L’année après avoir pris sa retraite du hockey professionnel, Bruno Gervais s’est tourné vers le coaching d’une équipe pee-wee AAA. Son objectif ? Redonner aux jeunes. Ç’a finalement été « une douche froide », raconte-t-il. « J’étais devenu un psychologue sportif. »

« J’ai découvert tout ce qu’était la pression, ce qui était derrière, relate l’ancien joueur de la LNH et analyste à RDS. […] Ce qui passait à travers la tête de ces joueurs-là, je me disais : ben voyons donc ! »

Rempli de bonne volonté, Gervais a donc commencé à mettre sur pied une conférence pour aider les parents d’athlètes. Cette année-là, en 2019, il a aussi pris part à la téléréalité canadienne Battle of the Blades, dans laquelle des hockeyeurs font équipe avec des patineurs artistiques pour participer à une compétition de danse sur glace au profit d’œuvres de charité.

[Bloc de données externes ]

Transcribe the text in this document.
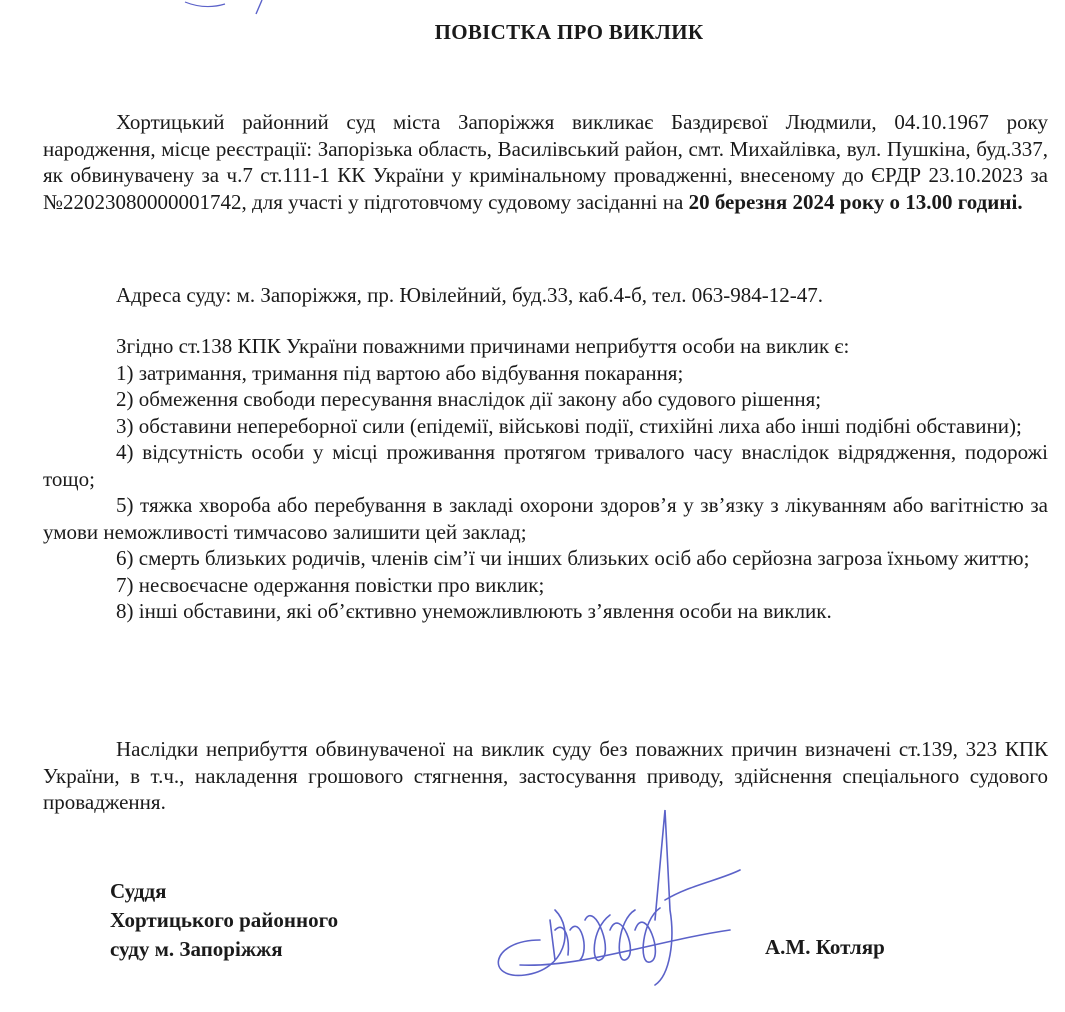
ПОВІСТКА ПРО ВИКЛИК

Хортицький районний суд міста Запоріжжя викликає Баздирєвої Людмили, 04.10.1967 року народження, місце реєстрації: Запорізька область, Василівський район, смт. Михайлівка, вул. Пушкіна, буд.337, як обвинувачену за ч.7 ст.111-1 КК України у кримінальному провадженні, внесеному до ЄРДР 23.10.2023 за №22023080000001742, для участі у підготовчому судовому засіданні на 20 березня 2024 року о 13.00 годині.

Адреса суду: м. Запоріжжя, пр. Ювілейний, буд.33, каб.4-б, тел. 063-984-12-47.

Згідно ст.138 КПК України поважними причинами неприбуття особи на виклик є:

1) затримання, тримання під вартою або відбування покарання;

2) обмеження свободи пересування внаслідок дії закону або судового рішення;

3) обставини непереборної сили (епідемії, військові події, стихійні лиха або інші подібні обставини);

4) відсутність особи у місці проживання протягом тривалого часу внаслідок відрядження, подорожі тощо;

5) тяжка хвороба або перебування в закладі охорони здоров’я у зв’язку з лікуванням або вагітністю за умови неможливості тимчасово залишити цей заклад;

6) смерть близьких родичів, членів сім’ї чи інших близьких осіб або серйозна загроза їхньому життю;

7) несвоєчасне одержання повістки про виклик;

8) інші обставини, які об’єктивно унеможливлюють з’явлення особи на виклик.

Наслідки неприбуття обвинуваченої на виклик суду без поважних причин визначені ст.139, 323 КПК України, в т.ч., накладення грошового стягнення, застосування приводу, здійснення спеціального судового провадження.

Суддя
Хортицького районного
суду м. Запоріжжя	А.М. Котляр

C’est là, en pleine séance de patinage, que Gervais a fait la connaissance de Sheldon Kennedy, celui qui a dénoncé les abus sexuels dont il a été victime lorsqu’il jouait au niveau junior. Kennedy est aussi le cofondateur du Groupe Respect, une entreprise qui offre, depuis plus de 20 ans, des formations en ligne sur l’intimidation, les abus, le harcèlement, la discrimination et, évidemment, le respect.

Un monde qu’il pensait connaître

Gervais en a profité pour parler de son expérience d’entraîneur avec Kennedy, qui l’a mis au courant de la formation destinée aux parents offerte par son organisme. Le Québécois, intrigué et intéressé, a finalement suivi une à une chacune des formations.

« [Sheldon Kennedy] m’a ouvert sur un monde que je pensais que je connaissais, dit-il. Mais je ne connaissais vraiment que la pointe de l’iceberg. »

PHOTO FOURNIE PAR LA CBC

En 2019, Sheldon Kennedy a remporté la téléréalité Battle of the Blades avec sa partenaire Kaitlyn Weaver. C’est lors du tournage de cette émission que Bruno Gervais a été initié aux conférences du Groupe Respect, pour lequel il travaille aujourd’hui.

Le natif de Saint-Hilaire se décrit comme un « gars de relations humaines », qui aime rencontrer et découvrir les gens. Il s’est rapidement proposé pour rejoindre le Groupe Respect, duquel il est désormais le directeur des relations partenaires. Il s’est découvert là une nouvelle passion, mais surtout, une nouvelle mission.

« Le but, c’est d’ouvrir la conversation » sur le respect. Un concept à la fois si simple, mais si compliqué…

Communiquer et trouver des solutions

Bruno Gervais n’a jamais vécu de harcèlement ou d’abus, au hockey comme dans sa vie professionnelle. Et c’est, étrangement, un peu pour ça qu’il travaille aujourd’hui avec le Groupe Respect.

« Je réalise deux fois plus la chance que j’ai, dit-il. C’est tellement répandu. J’ai eu un papa qui, quand je sortais de mes matchs, me disait : “As-tu donné tout ce que tu as ? As-tu eu du plaisir ?” C’étaient ses deux seules questions et, parfois, il n’écoutait même pas ma réponse parce que c’était pour moi-même. Je n’ai jamais, de ma vie, eu une once de pression. »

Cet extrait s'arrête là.